Langsam keimen sich Gewissensbisse auf. Er meint es nur nett. Ich ... argh! Bin ich dumm, dass ich so scheiße mit ihm umgehe, obwohl er mein Leben vor noch mehr Stress und Kummer bewahrt hat? Ich drehe mich zögernd zu ihm. Er hat mir schon den Rücken zugewandt. Mein Bauch zieht sich bei dem Fakt zusammen, dass er jetzt traurig ist. Ich weiß nicht, wie ich mich richtig ausdrücken soll und dann passiert das und ... Gott! Ich muss wirklich mit mir selbst kämpfen, als ich auf ihn zugehe. Er bemerkt mich nicht einmal, weil ich so leise auf ihn zu tapse. Ich bin so überfordert, dass mir nichts anderes einfällt, als ihn von hinten zu umarmen. Ich weiß nicht, ob es wirkt, aber zumindest lässt er vom Messer ab. "Tut mir leid", nuschele ich gegen seinen Rücken. Ich weiß nur nicht, wie ich mit diesen Emotionen umgehen soll. Ich brauche ein wenig. "Träume ich gerade?" Idiot. "Das Messer ist nicht weit von mir entfernt. Überleg' dir deine Worte gut", warne ich ihn. Kurz darauf folgt sein warmes Lachen, das mich lockert. Sein Rücken bewegt sich unter meiner Wange durch sein so herzhaftes Lachen und auch ich kann mir mein Grinsen nicht verkneifen, das ich gegen seinen Rücken drücke. Das fühlt sich echt schön an. So harmonisch, ruhig und es füllt mich ein wenig mit Zufriedenheit, so angespannt ich trotzdem bin.

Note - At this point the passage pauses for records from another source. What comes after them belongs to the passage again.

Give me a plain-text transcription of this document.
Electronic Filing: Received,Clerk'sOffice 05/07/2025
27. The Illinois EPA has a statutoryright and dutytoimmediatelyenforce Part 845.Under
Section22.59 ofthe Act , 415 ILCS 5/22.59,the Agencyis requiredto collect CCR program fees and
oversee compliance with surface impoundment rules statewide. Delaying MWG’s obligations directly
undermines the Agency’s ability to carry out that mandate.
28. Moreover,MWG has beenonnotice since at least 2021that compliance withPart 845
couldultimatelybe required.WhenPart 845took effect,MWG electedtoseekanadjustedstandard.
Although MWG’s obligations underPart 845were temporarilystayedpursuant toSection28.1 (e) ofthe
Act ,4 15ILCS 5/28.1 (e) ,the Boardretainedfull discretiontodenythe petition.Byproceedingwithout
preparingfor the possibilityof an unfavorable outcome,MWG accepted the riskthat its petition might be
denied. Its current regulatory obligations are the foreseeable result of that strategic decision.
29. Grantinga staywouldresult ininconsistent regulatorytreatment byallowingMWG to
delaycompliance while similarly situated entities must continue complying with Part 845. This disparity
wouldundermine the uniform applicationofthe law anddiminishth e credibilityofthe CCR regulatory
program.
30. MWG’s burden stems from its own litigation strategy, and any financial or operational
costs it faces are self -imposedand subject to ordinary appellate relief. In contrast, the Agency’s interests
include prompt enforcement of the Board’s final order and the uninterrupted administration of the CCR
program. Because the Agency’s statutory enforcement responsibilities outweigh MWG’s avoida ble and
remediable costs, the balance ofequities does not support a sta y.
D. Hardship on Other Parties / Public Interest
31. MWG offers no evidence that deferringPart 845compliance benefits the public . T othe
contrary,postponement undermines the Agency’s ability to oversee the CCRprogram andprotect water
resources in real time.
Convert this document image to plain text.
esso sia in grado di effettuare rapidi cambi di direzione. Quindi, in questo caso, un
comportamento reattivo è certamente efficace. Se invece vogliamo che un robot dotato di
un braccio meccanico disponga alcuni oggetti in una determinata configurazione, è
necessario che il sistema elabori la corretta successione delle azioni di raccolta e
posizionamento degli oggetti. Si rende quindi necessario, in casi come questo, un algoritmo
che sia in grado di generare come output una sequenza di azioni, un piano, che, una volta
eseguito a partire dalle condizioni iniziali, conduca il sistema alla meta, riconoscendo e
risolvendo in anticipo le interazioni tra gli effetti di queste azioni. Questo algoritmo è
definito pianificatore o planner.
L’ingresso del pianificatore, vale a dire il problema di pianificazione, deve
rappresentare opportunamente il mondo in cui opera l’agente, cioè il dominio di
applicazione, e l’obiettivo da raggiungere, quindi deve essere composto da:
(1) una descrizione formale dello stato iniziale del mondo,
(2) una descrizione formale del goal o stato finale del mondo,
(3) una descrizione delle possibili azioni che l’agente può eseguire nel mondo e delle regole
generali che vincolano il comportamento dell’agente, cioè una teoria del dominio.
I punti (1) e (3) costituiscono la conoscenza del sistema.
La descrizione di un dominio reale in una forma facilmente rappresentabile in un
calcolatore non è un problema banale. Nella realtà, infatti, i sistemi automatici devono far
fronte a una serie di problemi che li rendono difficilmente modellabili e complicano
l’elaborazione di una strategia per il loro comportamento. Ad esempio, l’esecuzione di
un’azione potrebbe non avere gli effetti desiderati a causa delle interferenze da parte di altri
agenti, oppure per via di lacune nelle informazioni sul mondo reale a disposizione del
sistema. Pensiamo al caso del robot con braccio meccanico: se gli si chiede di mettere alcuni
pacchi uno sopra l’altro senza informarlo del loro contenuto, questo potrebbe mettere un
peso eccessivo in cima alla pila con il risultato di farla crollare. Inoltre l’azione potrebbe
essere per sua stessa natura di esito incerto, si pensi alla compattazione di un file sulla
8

Azad dreht sich lächelnd zu mir, erwischt mich dabei, wie ich immer noch lächele. Mir wird ganz warm dabei und ich bemerke, wie ich langsam, aber sicher schüchtern werde. "Nicht, nein." Seine Daumen heben meine Wangen an. "Du lächelst doch so schön. Wieso hörst du auf?" "Deine Finger sind nass von den Tomaten." "Ich trockne sie gleich an deinem Gesicht ab, wenn du den Moment noch einmal zerstört, Schneeflocke", warnt er mich. Dieses Mal kann ich nicht anders, als zu lachen. Es ist nicht zu fassen, dass ich wirklich so locker sein kann und das mit einem Mörder. Mit einem Mitglied der Mafia ... meine Frage. Die Erinnerung lässt mich langsam wieder ernüchtern und ihn auch. Sein Kopf schüttelt sich schon fragend. "Wie viele Menschen hast du schon umgebracht?" Ich weiß, dass es absolut unpassend ist, aber ... ich weiß nicht. Er seufzt nur tief als Antwort. "Meinst du nicht, das ist etwas-," "Nein. Antworte." "Willst du dich aber nicht um das Hackfleisch kümmern?" Stimmt, ich sollte es langsam ein wenig wenden. Trotzdem will ich die Antwort. "Ich warte", sage ich, als ich wieder am Herd stehe. "Ich kenne die genaue Zahl nicht." "Ungefähr?" "Es waren maximal zehn Stück. Wie gesagt, mache ich so etwas nicht freiwillig. Das tut niemand in der Familie." Wieso habe ich nicht auch an seine anderen Familienmitglieder gedacht? "Deine Schwestern auch?" "Nein, die halten wir raus und beschützen sie mit unserem Leben." Ich könnte mir Dilnia aber doch irgendwie mit einer Waffe vorstellen.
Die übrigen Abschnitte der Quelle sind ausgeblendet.